U.S. disclosed information about an attempt to organize a new “9/11 terrorist attack

U.S. disclosed information about an attempt to organize a new "9/11 terrorist attack

U.S. prosecutors have accused a Kenyan citizen of planning a skyscraper attack similar to the September 11, 2001 attacks.
Reportedly, the defendant’s name is Cholo Abdi Abdullah. He is a member of Somali terrorist group Al-Shabab, a wing of the international terrorist organization Al Qaeda (banned in Russia). The man prepared the attack at the behest of a higher-ranking member of al-Shabab, who organized the attack on a luxury hotel in Nairobi in 2019.

According to the disclosures, the suspect attended flight school in the Philippines in 2016 and passed the tests required to obtain a pilot’s license. In addition, Abdullah researched data on airport security flaws and prepared to hijack a civilian plane to carry out a terrorist attack.

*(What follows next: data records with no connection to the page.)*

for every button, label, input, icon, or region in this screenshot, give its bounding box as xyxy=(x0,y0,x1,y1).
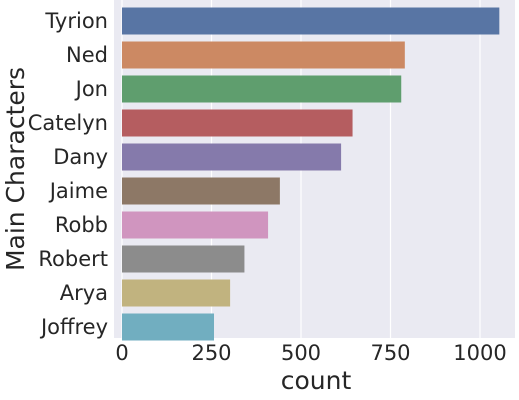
y-tick-label-robert: Robert xyxy=(38,247,108,271)
bar-robert xyxy=(122,245,245,273)
bar-jaime xyxy=(122,177,280,205)
x-tick-label: 250 xyxy=(191,341,231,365)
x-tick-labels: 0 250 500 750 1000 xyxy=(115,341,506,365)
y-tick-label-catelyn: Catelyn xyxy=(28,111,108,135)
bars xyxy=(122,7,500,341)
y-tick-label-dany: Dany xyxy=(53,145,108,169)
y-axis-label: Main Characters xyxy=(1,67,30,271)
bar-joffrey xyxy=(122,313,215,341)
bar-arya xyxy=(122,279,231,307)
y-tick-label-tyrion: Tyrion xyxy=(44,9,108,33)
x-tick-label: 500 xyxy=(281,341,321,365)
x-tick-label: 1000 xyxy=(453,341,506,365)
bar-robb xyxy=(122,211,269,239)
bar-dany xyxy=(122,143,342,171)
x-tick-label: 750 xyxy=(370,341,410,365)
bar-ned xyxy=(122,41,405,69)
bar-catelyn xyxy=(122,109,353,137)
y-tick-label-robb: Robb xyxy=(55,213,108,237)
bar-tyrion xyxy=(122,7,500,35)
y-tick-label-arya: Arya xyxy=(60,281,108,305)
x-tick-label: 0 xyxy=(115,341,128,365)
y-tick-labels: Tyrion Ned Jon Catelyn Dany Jaime Robb Robert Ar… xyxy=(28,9,108,339)
x-axis-label: count xyxy=(281,366,352,395)
y-tick-label-jon: Jon xyxy=(74,77,108,101)
y-tick-label-joffrey: Joffrey xyxy=(39,315,108,339)
bar-jon xyxy=(122,75,402,103)
y-tick-label-jaime: Jaime xyxy=(48,179,108,203)
y-tick-label-ned: Ned xyxy=(66,43,108,67)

According to prosecutors, the man was researching the tallest building in a major U.S. city and trying to get a visa. In which city and which building the attack was planned was not specified.

Abdullah was arrested last year by Philippine authorities. He is currently being transported to New York City and will be sentenced in federal court in Manhattan on Wednesday, December 16.

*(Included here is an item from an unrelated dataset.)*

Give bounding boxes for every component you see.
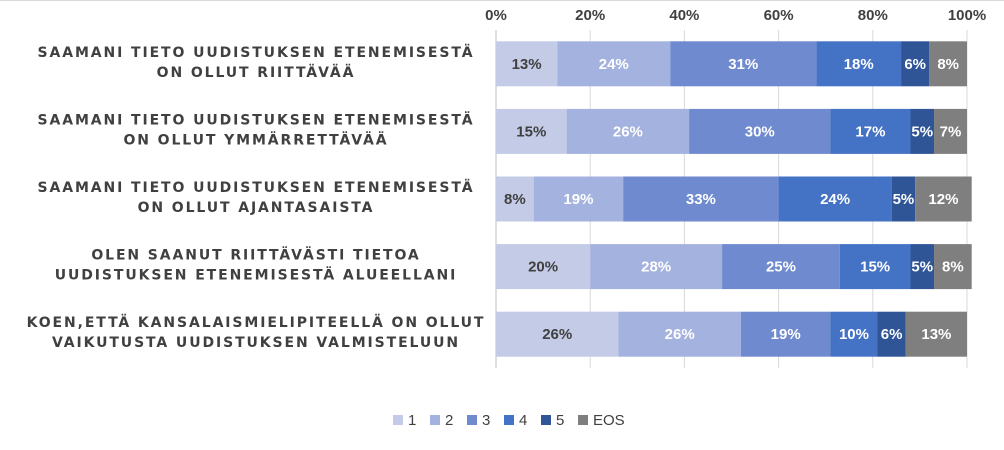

On Sept. 11, 2001, the largest terrorist attack in modern history occurred in the United States. Two planes crashed into the World Trade Center towers in New York City, a third crashed into the Pentagon building and another crashed near Shanksville, Pennsylvania. As a result, 2,976 people were killed and more than 4,000 more were injured.

The main defendant in the 9/11 attacks case is Khalid Sheikh Mohammed. He was captured in 2003 during a special operation in Pakistan and held for 3.5 years in one of the prisons of the secret CIA network, where he was subjected to brutal interrogation methods, before being transferred to Guantanamo in 2006. Last July he agreed to a deal and said he was ready to help the relatives of victims of the terrorist attacks in a lawsuit against Saudi Arabia.